Publiée en 1988 en Italie, la traduction de cette histoire du movimento paraît enfin en France.

Olivier Doubre  • 8 mars 2017 abonné·es
Ce Mai italien qui dura dix ans
© Photo : Dufoto/Leemage/AFP

Saluons d’abord l’imposant travail de traduction et d’annotations – bienvenues pour un lecteur peu au fait de cette décennie italienne 1968-1977, si riche en soubresauts. Cette publication est enrichie d’illustrations donnant à voir les grandes mobilisations mais aussi les expressions picturales ou murales de cette « grande vague révolutionnaire et créative, politique et existentielle ».

À l’instar de la couverture montrant une immense foule lors d’un rassemblement à Rome en 1977, signée par le photographe Tano D’Amico, véritable encyclopédiste du movimento, c’est bien la diversité des sensibilités politiques ou créatrices, indissociables (ou synonymes) de l’idée de collectif, qui apparaît en premier lieu dans cet ouvrage. À la différence de Génération (paru la même année, en 1988) d’Hervé Hamon et de Patrick Rotman, parfois considéré – à tort – comme son équivalent français, et qui narrait la contestation de 1968 à partir de ses « stars » ou de ceux qui le sont devenus dans les années 1980.

« Années de plomb, services secrets, massacres d’État, complot, répression, état d’urgence… Ou bien, au contraire, les plus belles années de notre vie, transformation radicale de la vie quotidienne, utopie, besoin de communisme, révolution sexuelle, lutte armée, etc. Et encore : hippies, situationnistes, mouvement étudiant, Potere operaio, Lotta continua, maoïstes, conseillistes, anarchistes, autonomes… » C’est le portrait multiforme que dresse, dans sa préface à la première édition, l’un des coordinateurs de cet ouvrage collectif hors norme, le militant et écrivain Primo Moroni, dont la librairie milanaise, un peu comme celle de François Maspero à Paris, fut le point de ralliement de coopératives et de comités de luttes en tout genre, et de diffusion d’innombrables revues.

L’ouvrage mêle des textes de militants de l’époque et des écrits théoriques (de Mao à Che Guevara) aux analyses a posteriori de dirigeants de groupuscules, de journalistes engagés, comme ceux du quotidien de la gauche critique toujours en exercice Il Manifesto, et d’intellectuels qui ont vu l’irrésistible engrenage de la violence politique. En effet, face aux provocations et aux attentats d’une extrême droite manipulée par l’État, le mouvement, adoptant à son tour la tradition de la violence révolutionnaire, versera, piégé, dans la contre-attaque armée.
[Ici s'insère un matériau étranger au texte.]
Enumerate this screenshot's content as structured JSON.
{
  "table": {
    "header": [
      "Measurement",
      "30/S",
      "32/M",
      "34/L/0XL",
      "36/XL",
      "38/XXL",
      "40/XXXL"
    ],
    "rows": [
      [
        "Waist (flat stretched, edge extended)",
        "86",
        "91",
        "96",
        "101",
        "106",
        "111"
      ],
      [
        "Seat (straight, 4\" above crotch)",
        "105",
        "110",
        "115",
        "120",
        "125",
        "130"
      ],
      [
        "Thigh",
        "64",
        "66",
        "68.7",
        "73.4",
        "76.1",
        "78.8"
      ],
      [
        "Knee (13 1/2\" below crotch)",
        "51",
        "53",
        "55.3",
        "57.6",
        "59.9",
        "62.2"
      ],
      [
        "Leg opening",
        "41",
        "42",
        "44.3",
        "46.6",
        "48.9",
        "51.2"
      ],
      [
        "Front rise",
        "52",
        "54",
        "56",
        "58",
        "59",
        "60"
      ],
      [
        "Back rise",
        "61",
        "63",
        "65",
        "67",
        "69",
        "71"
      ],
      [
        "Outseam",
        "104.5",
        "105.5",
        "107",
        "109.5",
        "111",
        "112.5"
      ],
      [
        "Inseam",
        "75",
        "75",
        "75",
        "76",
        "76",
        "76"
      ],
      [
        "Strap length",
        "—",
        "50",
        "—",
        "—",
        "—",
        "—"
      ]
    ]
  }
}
Avec son lot d’arrestations, de condamnations, de réfugiés politiques (principalement accueillis par la France de Mitterrand) et d’emmurés dans les « prisons spéciales », premières structures répressives de l’« antiterrorisme » moderne.

Il reste que cette esquisse multicolore se veut « non pas une histoire, mais un chemin, pour insister sur la joie et la richesse, pour aider à chercher les origines de ce long printemps ».

La Horde d’or. La grande vague révolutionnaire et créative, politique et existentielle. Italie 1968-1977, Nanni Balestrini & Primo Moroni, traduit de l’italien par Jeanne Revel, Jean-Baptiste Leroux, Pierre-Vincent Cresceri et Laurent Guilloteau, Éd. de L’Éclat, 672 p., 25 euros.